I keep trying to comprehend coming out of the rubble after a tornado has wiped out everything and finding nothing left. What is it like to realize suddenly that you have nothing? What is it like to, in a moment, become homeless with nowhere to go? Worse still, what is it like to be helpless in protecting the ones you love most dearly and finding that they’re gone at the end of the day?
It’s not easy to fathom, or even possible for that matter.

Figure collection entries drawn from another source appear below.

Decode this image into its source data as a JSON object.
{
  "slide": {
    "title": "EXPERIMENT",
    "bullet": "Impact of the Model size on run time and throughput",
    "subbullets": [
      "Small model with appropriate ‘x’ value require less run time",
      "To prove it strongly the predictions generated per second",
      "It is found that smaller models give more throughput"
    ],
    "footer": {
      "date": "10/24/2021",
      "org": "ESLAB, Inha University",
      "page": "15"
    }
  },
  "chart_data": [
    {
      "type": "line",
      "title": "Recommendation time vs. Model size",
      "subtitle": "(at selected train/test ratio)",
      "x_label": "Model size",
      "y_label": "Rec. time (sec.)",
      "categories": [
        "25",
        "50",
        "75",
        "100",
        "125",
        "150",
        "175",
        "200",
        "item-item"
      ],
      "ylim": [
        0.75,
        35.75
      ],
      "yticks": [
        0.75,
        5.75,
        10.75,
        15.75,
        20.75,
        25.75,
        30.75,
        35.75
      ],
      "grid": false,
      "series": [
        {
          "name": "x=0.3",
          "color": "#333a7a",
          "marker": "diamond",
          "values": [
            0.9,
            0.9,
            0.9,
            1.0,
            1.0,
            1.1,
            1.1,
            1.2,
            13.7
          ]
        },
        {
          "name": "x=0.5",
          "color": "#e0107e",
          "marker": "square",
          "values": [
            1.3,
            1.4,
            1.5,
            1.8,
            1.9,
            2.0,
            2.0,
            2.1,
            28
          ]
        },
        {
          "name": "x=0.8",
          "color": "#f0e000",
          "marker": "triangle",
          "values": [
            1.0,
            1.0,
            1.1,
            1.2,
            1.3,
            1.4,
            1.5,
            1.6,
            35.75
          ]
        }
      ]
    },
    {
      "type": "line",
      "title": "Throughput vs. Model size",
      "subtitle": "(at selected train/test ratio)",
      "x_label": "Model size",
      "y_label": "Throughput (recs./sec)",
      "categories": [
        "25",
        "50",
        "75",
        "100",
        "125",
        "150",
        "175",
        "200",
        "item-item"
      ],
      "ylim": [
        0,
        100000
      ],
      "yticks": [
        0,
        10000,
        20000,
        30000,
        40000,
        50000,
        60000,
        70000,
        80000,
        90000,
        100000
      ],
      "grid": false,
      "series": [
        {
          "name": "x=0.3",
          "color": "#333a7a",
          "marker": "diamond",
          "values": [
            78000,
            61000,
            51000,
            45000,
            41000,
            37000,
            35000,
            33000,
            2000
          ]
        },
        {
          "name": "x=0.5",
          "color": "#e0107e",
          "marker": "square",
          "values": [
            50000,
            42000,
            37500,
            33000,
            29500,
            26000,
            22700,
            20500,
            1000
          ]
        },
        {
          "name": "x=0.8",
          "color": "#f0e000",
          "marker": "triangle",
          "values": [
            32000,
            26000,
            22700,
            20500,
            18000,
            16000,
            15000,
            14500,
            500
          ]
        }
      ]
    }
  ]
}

Oklahoma has been famous in national media this week. President Obama will be headed our way this weekend. All the major news sources talk about the destruction in Moore each day and evening, as well as the social and political responses. Everywhere—on social media and around the community—there are opportunities to donate needed supplies and money to the relief efforts for that neighborhood. People near and far from the area have dropped what they’re doing to drive to Moore and help in any way that they can.
A common understanding has arisen from this tragedy: often it is the worst experiences that bring a community together, encourage people to appreciate what they have, and cause people to generously give whatever they can.
We have seen this kind of thing happen in Oklahoma perhaps too many times. The sense of community in this state is strong and certainly gives me a great appreciation for my home. What these moments of affliction reveal about Oklahomans is that they are a people with a powerful will to give and to provide for the unfortunate.
I hope we can recognize that the will to give, to be generous and kind and caring for the needy is not simply something that just the victims of sudden, massive tragedies need. There are people so close to us, in our own individual communities, that need our care, our support, our love. There are people so close to us that have lost everything, started with nothing, or have suffered generations of poverty because of discrimination based on race, ethnicity, disease or disability.
It is a truly beautiful thing to see so many helping hands and loving hearts in the aftermath of this catastrophe. Let us not forget that we don’t have to stop helping and loving and supporting and caring when the cleanup is finished and the affected people have moved on. We have opportunities to give supplies, money, time and even just recognition every single day to people who need it in our communities. Homelessness and poverty are tragedies that happen daily and chronically. They too could use some Oklahoma love.